Across the darkened horizon sparks the light of buildings too innumerable to count. Between her and the fireflies of blurred and muddled light, there stretches a vast and silken field of gathered, bending wheat. The color has been seeped out of the golden stalks by the night and as they fall one over the other in waves reaching towards the infinite edge of the horizon they’re colored a silver-white and dark gray in the cast of the moon. Where she stands, still, the rippling wheat emits the sweet smell of hay, and the ground under her bare feet is still warm and dry from the day’s harsh heat.

A wind blows across the infinitely expansive stretch of grain and the whole field seems to breath with the fresh night air, rippling moonlight like crashing waves all around where she stands, occasionally flicking bits of silver debris like sparks into the air. Against her skin, the summer night air feels fresh, but lacks the comfort it would if she was familiar with its naturalness. It whips hairs into her face, hums against her ear and cools the day’s sweat, but something about the scents it carries- the mildest mildew smell of wheat further away that has begun to rot, the smell of dirt, the hint of something almondy in an intoxicating way which carries on a wind that only graces the nose on occasion- unnerves her in this vast, no-walled, open space.

Her eyes are stuck to the distant lights of buildings that glow yellow like sickly fire, and the black shapes of the buildings against the dark of the sky.
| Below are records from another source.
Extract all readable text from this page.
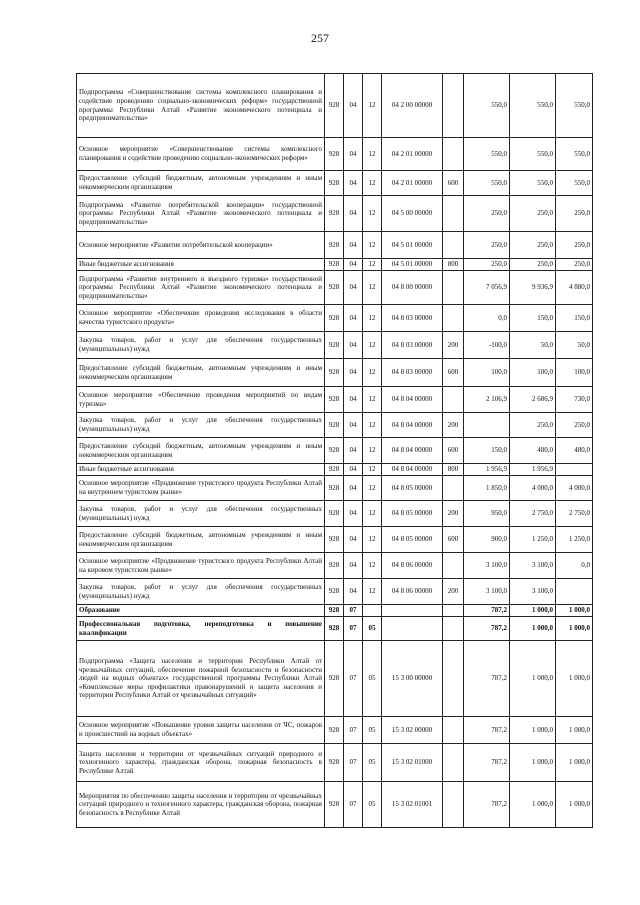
257
Подпрограмма «Совершенствование системы комплексного планирования и содействие проведению социально-экономических реформ» государственной программы Республики Алтай «Развитие экономического потенциала и предпринимательства»	928	04	12	04 2 00 00000		550,0	550,0	550,0
Основное мероприятие «Совершенствование системы комплексного планирования и содействие проведению социально-экономических реформ»	928	04	12	04 2 01 00000		550,0	550,0	550,0
Предоставление субсидий бюджетным, автономным учреждениям и иным некоммерческим организациям	928	04	12	04 2 01 00000	600	550,0	550,0	550,0
Подпрограмма «Развитие потребительской кооперации» государственной программы Республики Алтай «Развитие экономического потенциала и предпринимательства»	928	04	12	04 5 00 00000		250,0	250,0	250,0
Основное мероприятие «Развитие потребительской кооперации»	928	04	12	04 5 01 00000		250,0	250,0	250,0
Иные бюджетные ассигнования	928	04	12	04 5 01 00000	800	250,0	250,0	250,0
Подпрограмма «Развитие внутреннего и въездного туризма» государственной программы Республики Алтай «Развитие экономического потенциала и предпринимательства»	928	04	12	04 8 00 00000		7 056,9	9 936,9	4 880,0
Основное мероприятие «Обеспечение проведения исследования в области качества туристского продукта»	928	04	12	04 8 03 00000		0,0	150,0	150,0
Закупка товаров, работ и услуг для обеспечения государственных (муниципальных) нужд	928	04	12	04 8 03 00000	200	-100,0	50,0	50,0
Предоставление субсидий бюджетным, автономным учреждениям и иным некоммерческим организациям	928	04	12	04 8 03 00000	600	100,0	100,0	100,0
Основное мероприятие «Обеспечение проведения мероприятий по видам туризма»	928	04	12	04 8 04 00000		2 106,9	2 686,9	730,0
Закупка товаров, работ и услуг для обеспечения государственных (муниципальных) нужд	928	04	12	04 8 04 00000	200		250,0	250,0
Предоставление субсидий бюджетным, автономным учреждениям и иным некоммерческим организациям	928	04	12	04 8 04 00000	600	150,0	480,0	480,0
Иные бюджетные ассигнования	928	04	12	04 8 04 00000	800	1 956,9	1 956,9	
Основное мероприятие «Продвижение туристского продукта Республики Алтай на внутреннем туристском рынке»	928	04	12	04 8 05 00000		1 850,0	4 000,0	4 000,0
Закупка товаров, работ и услуг для обеспечения государственных (муниципальных) нужд	928	04	12	04 8 05 00000	200	950,0	2 750,0	2 750,0
Предоставление субсидий бюджетным, автономным учреждениям и иным некоммерческим организациям	928	04	12	04 8 05 00000	600	900,0	1 250,0	1 250,0
Основное мероприятие «Продвижение туристского продукта Республики Алтай на кировом туристском рынке»	928	04	12	04 8 06 00000		3 100,0	3 100,0	0,0
Закупка товаров, работ и услуг для обеспечения государственных (муниципальных) нужд	928	04	12	04 8 06 00000	200	3 100,0	3 100,0	
Образование	928	07				787,2	1 000,0	1 000,0
Профессиональная подготовка, переподготовка и повышение квалификации	928	07	05			787,2	1 000,0	1 000,0
Подпрограмма «Защита населения и территории Республики Алтай от чрезвычайных ситуаций, обеспечение пожарной безопасности и безопасности людей на водных объектах» государственной программы Республики Алтай «Комплексные меры профилактики правонарушений и защита населения и территории Республики Алтай от чрезвычайных ситуаций»	928	07	05	15 3 00 00000		787,2	1 000,0	1 000,0
Основное мероприятие «Повышение уровня защиты населения от ЧС, пожаров и происшествий на водных объектах»	928	07	05	15 3 02 00000		787,2	1 000,0	1 000,0
Защита населения и территории от чрезвычайных ситуаций природного и техногенного характера, гражданская оборона, пожарная безопасность в Республике Алтай	928	07	05	15 3 02 01000		787,2	1 000,0	1 000,0
Мероприятия по обеспечению защиты населения и территории от чрезвычайных ситуаций природного и техногенного характера, гражданская оборона, пожарная безопасность в Республике Алтай	928	07	05	15 3 02 01001		787,2	1 000,0	1 000,0
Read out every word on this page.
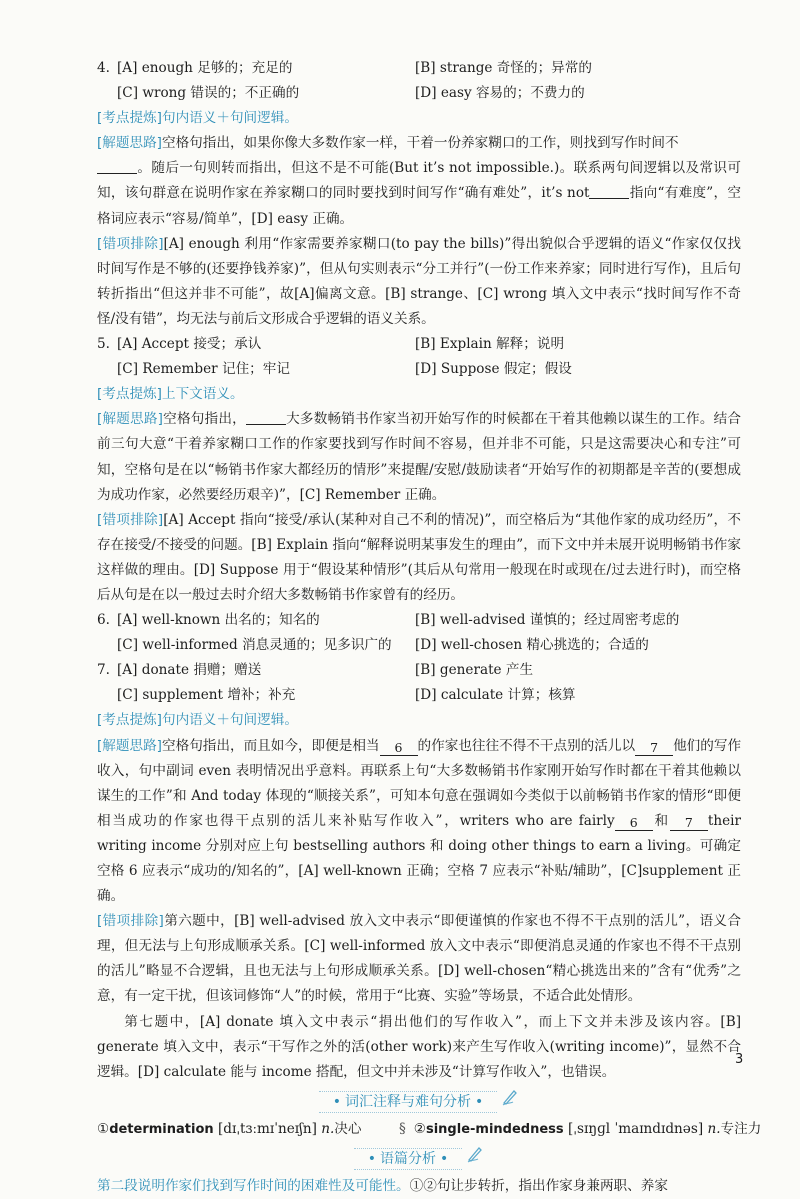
4. [A] enough 足够的；充足的	[B] strange 奇怪的；异常的
[C] wrong 错误的；不正确的	[D] easy 容易的；不费力的

[考点提炼]句内语义＋句间逻辑。

[解题思路]空格句指出，如果你像大多数作家一样，干着一份养家糊口的工作，则找到写作时间不
。随后一句则转而指出，但这不是不可能(But it’s not impossible.)。联系两句间逻辑以及常识可知，该句群意在说明作家在养家糊口的同时要找到时间写作“确有难处”，it’s not	指向“有难度”，空格词应表示“容易/简单”，[D] easy 正确。

[错项排除][A] enough 利用“作家需要养家糊口(to pay the bills)”得出貌似合乎逻辑的语义“作家仅仅找时间写作是不够的(还要挣钱养家)”，但从句实则表示“分工并行”(一份工作来养家；同时进行写作)，且后句转折指出“但这并非不可能”，故[A]偏离文意。[B] strange、[C] wrong 填入文中表示“找时间写作不奇怪/没有错”，均无法与前后文形成合乎逻辑的语义关系。

5. [A] Accept 接受；承认	[B] Explain 解释；说明
[C] Remember 记住；牢记	[D] Suppose 假定；假设

[考点提炼]上下文语义。

[解题思路]空格句指出，	大多数畅销书作家当初开始写作的时候都在干着其他赖以谋生的工作。结合前三句大意“干着养家糊口工作的作家要找到写作时间不容易，但并非不可能，只是这需要决心和专注”可知，空格句是在以“畅销书作家大都经历的情形”来提醒/安慰/鼓励读者“开始写作的初期都是辛苦的(要想成为成功作家，必然要经历艰辛)”，[C] Remember 正确。

[错项排除][A] Accept 指向“接受/承认(某种对自己不利的情况)”，而空格后为“其他作家的成功经历”，不存在接受/不接受的问题。[B] Explain 指向“解释说明某事发生的理由”，而下文中并未展开说明畅销书作家这样做的理由。[D] Suppose 用于“假设某种情形”(其后从句常用一般现在时或现在/过去进行时)，而空格后从句是在以一般过去时介绍大多数畅销书作家曾有的经历。

6. [A] well-known 出名的；知名的	[B] well-advised 谨慎的；经过周密考虑的
[C] well-informed 消息灵通的；见多识广的	[D] well-chosen 精心挑选的；合适的
7. [A] donate 捐赠；赠送	[B] generate 产生
[C] supplement 增补；补充	[D] calculate 计算；核算

[考点提炼]句内语义＋句间逻辑。

[解题思路]空格句指出，而且如今，即便是相当 6 的作家也往往不得不干点别的活儿以 7 他们的写作收入，句中副词 even 表明情况出乎意料。再联系上句“大多数畅销书作家刚开始写作时都在干着其他赖以谋生的工作”和 And today 体现的“顺接关系”，可知本句意在强调如今类似于以前畅销书作家的情形“即便相当成功的作家也得干点别的活儿来补贴写作收入”，writers who are fairly 6 和 7 their writing income 分别对应上句 bestselling authors 和 doing other things to earn a living。可确定空格 6 应表示“成功的/知名的”，[A] well-known 正确；空格 7 应表示“补贴/辅助”，[C]supplement 正确。

[错项排除]第六题中，[B] well-advised 放入文中表示“即便谨慎的作家也不得不干点别的活儿”，语义合理，但无法与上句形成顺承关系。[C] well-informed 放入文中表示“即便消息灵通的作家也不得不干点别的活儿”略显不合逻辑，且也无法与上句形成顺承关系。[D] well-chosen“精心挑选出来的”含有“优秀”之意，有一定干扰，但该词修饰“人”的时候，常用于“比赛、实验”等场景，不适合此处情形。

第七题中，[A] donate 填入文中表示“捐出他们的写作收入”，而上下文并未涉及该内容。[B] generate 填入文中，表示“干写作之外的活(other work)来产生写作收入(writing income)”，显然不合逻辑。[D] calculate 能与 income 搭配，但文中并未涉及“计算写作收入”，也错误。

• 词汇注释与难句分析 •
①determination [dɪˌtɜːmɪˈneɪʃn] n.决心	§ ②single-mindedness [ˌsɪŋɡl ˈmaɪndɪdnəs] n.专注力
• 语篇分析 •

第二段说明作家们找到写作时间的困难性及可能性。①②句让步转折，指出作家身兼两职、养家

3
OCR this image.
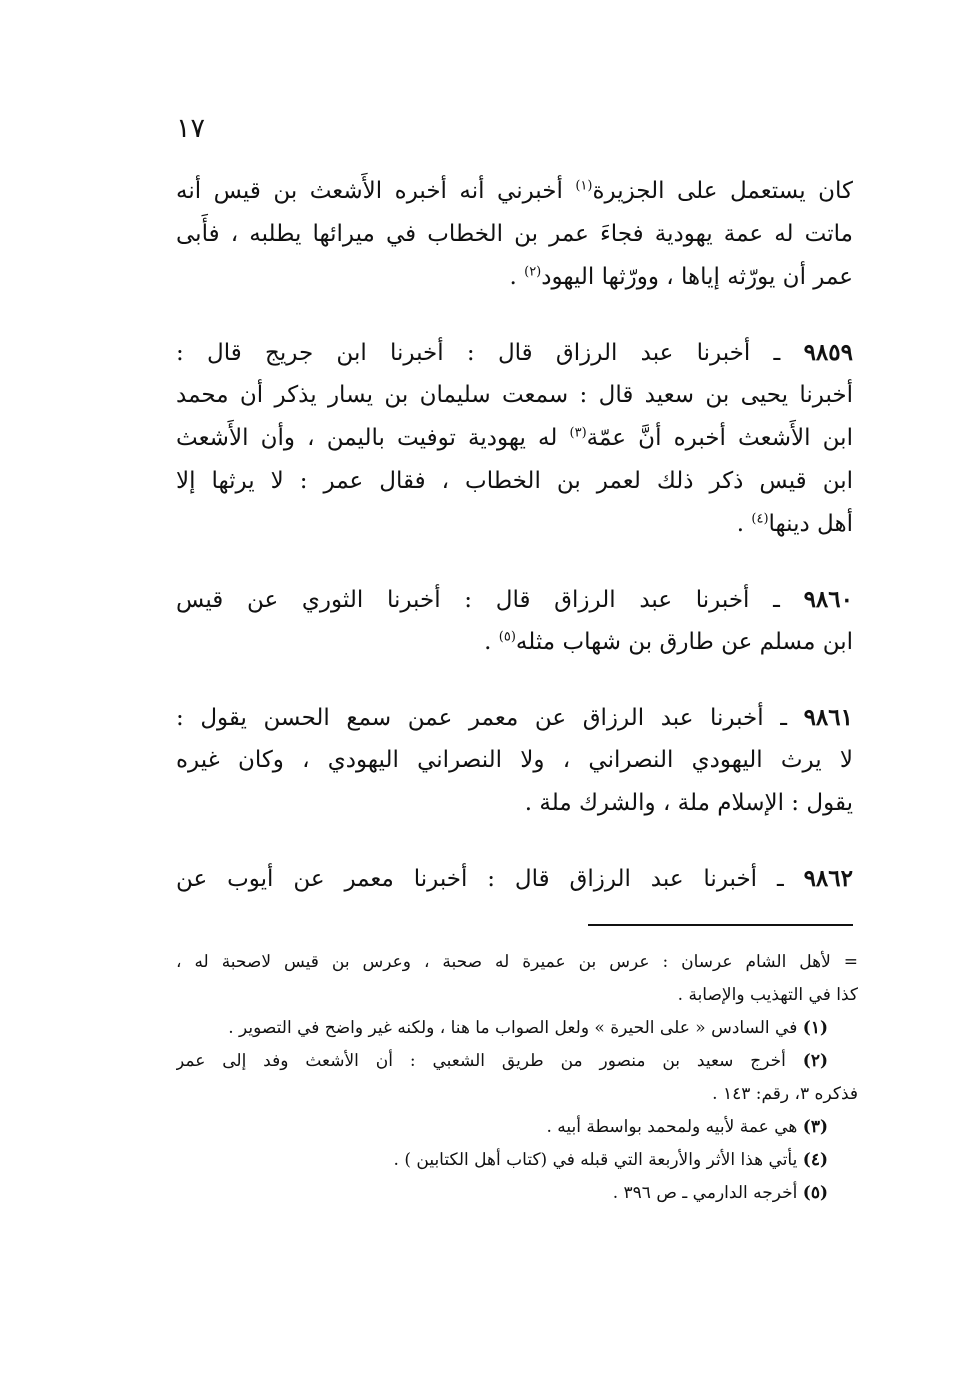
١٧
كان يستعمل على الجزيرة$^{(١)}$ أخبرني أنه أخبره الأَشعث بن قيس أنه
ماتت له عمة يهودية فجاءَ عمر بن الخطاب في ميرائها يطلبه ، فأَبى
عمر أن يورّثه إياها ، وورّثها اليهود$^{(٢)}$ .
٩٨٥٩ ـ أخبرنا عبد الرزاق قال : أخبرنا ابن جريج قال :
أخبرنا يحيى بن سعيد قال : سمعت سليمان بن يسار يذكر أن محمد
ابن الأَشعث أخبره أنَّ عمّة$^{(٣)}$ له يهودية توفيت باليمن ، وأن الأَشعث
ابن قيس ذكر ذلك لعمر بن الخطاب ، فقال عمر : لا يرثها إلا
أهل دينها$^{(٤)}$ .
٩٨٦٠ ـ أخبرنا عبد الرزاق قال : أخبرنا الثوري عن قيس
ابن مسلم عن طارق بن شهاب مثله$^{(٥)}$ .
٩٨٦١ ـ أخبرنا عبد الرزاق عن معمر عمن سمع الحسن يقول :
لا يرث اليهودي النصراني ، ولا النصراني اليهودي ، وكان غيره
يقول : الإسلام ملة ، والشرك ملة .
٩٨٦٢ ـ أخبرنا عبد الرزاق قال : أخبرنا معمر عن أيوب عن
= لأهل الشام عرسان : عرس بن عميرة له صحبة ، وعرس بن قيس لاصحبة له ،
كذا في التهذيب والإصابة .
(١) في السادس « على الحيرة » ولعل الصواب ما هنا ، ولكنه غير واضح في التصوير .
(٢) أخرج سعيد بن منصور من طريق الشعبي : أن الأشعث وفد إلى عمر
فذكره ٣، رقم: ١٤٣ .
(٣) هي عمة لأبيه ولمحمد بواسطة أبيه .
(٤) يأتي هذا الأثر والأربعة التي قبله في (كتاب أهل الكتابين ) .
(٥) أخرجه الدارمي ـ ص ٣٩٦ .
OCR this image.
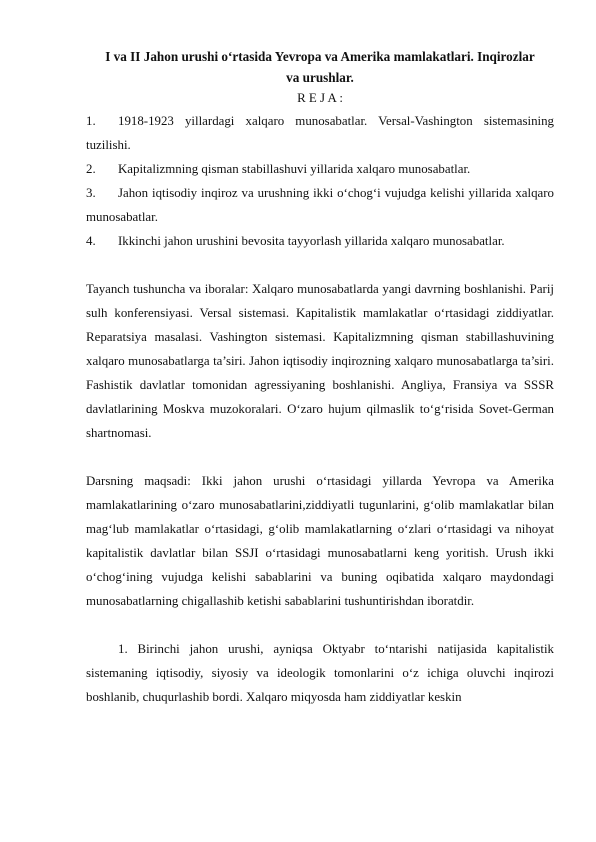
I va II Jahon urushi o‘rtasida Yevropa va Amerika mamlakatlari. Inqirozlar
va urushlar.

R E J A :

1. 1918-1923 yillardagi xalqaro munosabatlar. Versal-Vashington sistemasining tuzilishi.

2. Kapitalizmning qisman stabillashuvi yillarida xalqaro munosabatlar.

3. Jahon iqtisodiy inqiroz va urushning ikki o‘chog‘i vujudga kelishi yillarida xalqaro munosabatlar.

4. Ikkinchi jahon urushini bevosita tayyorlash yillarida xalqaro munosabatlar.

Tayanch tushuncha va iboralar: Xalqaro munosabatlarda yangi davrning boshlanishi. Parij sulh konferensiyasi. Versal sistemasi. Kapitalistik mamlakatlar o‘rtasidagi ziddiyatlar. Reparatsiya masalasi. Vashington sistemasi. Kapitalizmning qisman stabillashuvining xalqaro munosabatlarga ta’siri. Jahon iqtisodiy inqirozning xalqaro munosabatlarga ta’siri. Fashistik davlatlar tomonidan agressiyaning boshlanishi. Angliya, Fransiya va SSSR davlatlarining Moskva muzokoralari. O‘zaro hujum qilmaslik to‘g‘risida Sovet-German shartnomasi.

Darsning maqsadi: Ikki jahon urushi o‘rtasidagi yillarda Yevropa va Amerika mamlakatlarining o‘zaro munosabatlarini,ziddiyatli tugunlarini, g‘olib mamlakatlar bilan mag‘lub mamlakatlar o‘rtasidagi, g‘olib mamlakatlarning o‘zlari o‘rtasidagi va nihoyat kapitalistik davlatlar bilan SSJI o‘rtasidagi munosabatlarni keng yoritish. Urush ikki o‘chog‘ining vujudga kelishi sabablarini va buning oqibatida xalqaro maydondagi munosabatlarning chigallashib ketishi sabablarini tushuntirishdan iboratdir.

1. Birinchi jahon urushi, ayniqsa Oktyabr to‘ntarishi natijasida kapitalistik sistemaning iqtisodiy, siyosiy va ideologik tomonlarini o‘z ichiga oluvchi inqirozi boshlanib, chuqurlashib bordi. Xalqaro miqyosda ham ziddiyatlar keskin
Looking at it now, she thinks the sky has to be one of the least dark things to ever be labeled as such. It contains color that true darkness doesn’t, purples and blue-greys and the occasional pinkish hue, and compared to a space where no surface reflects light and your eyes don’t ever adjust to the dark, the starry sky seems less and less like a vast void of darkness. More like an endless space where light bounces so incredibly quickly and back and forth from so many planets and stars and suns that it could never truly get dark, illuminated by infinite, impossible-to-see lights far off in space. In its newness to her, it feels strangely comforting compared to the unnerving nature of the night air and she wants to fall off the surface of this dry crumbling earth and find herself in the cold sanitary space of sky instead, surrounded wholly by entities of light.

If she looks to the west, at the horizon stretching out like a tired cat, the silver of the wheat continues there, dwindling into merely meaningless patterns until they kiss the sky, with no mountains or hills rising into the distance to interfere with their concurrence. The east is much the same, but distantly a stocky ridge lifts into the air, bringing the wheat to a rough furry crest silhouetted against the starry sky.

Ahead lies the impossible city, painting pale gold sparks, dark buildings, and a discolored smudge of light onto the sky around it, like a rancid halo. She can’t see where the wheat ends and the city begins from here: it rises minuscule straight out of the wheat as far as she can tell, perched there on the horizon. To the south, behind her, she doesn’t turn her head to look. Doesn’t dare to cast her eyes at the endless wheat behind her, at the now unseeable but hauntingly there object that rests far beyond the silver horizon. She knows just how the place looks, just how the shed rests in the middle of a wheat field, can visualize how it looks like the smear of a dead bug against the gold wheat and the white-blue sky of day- the only time she had seen it up close before she turned tail and ran as far as she could get.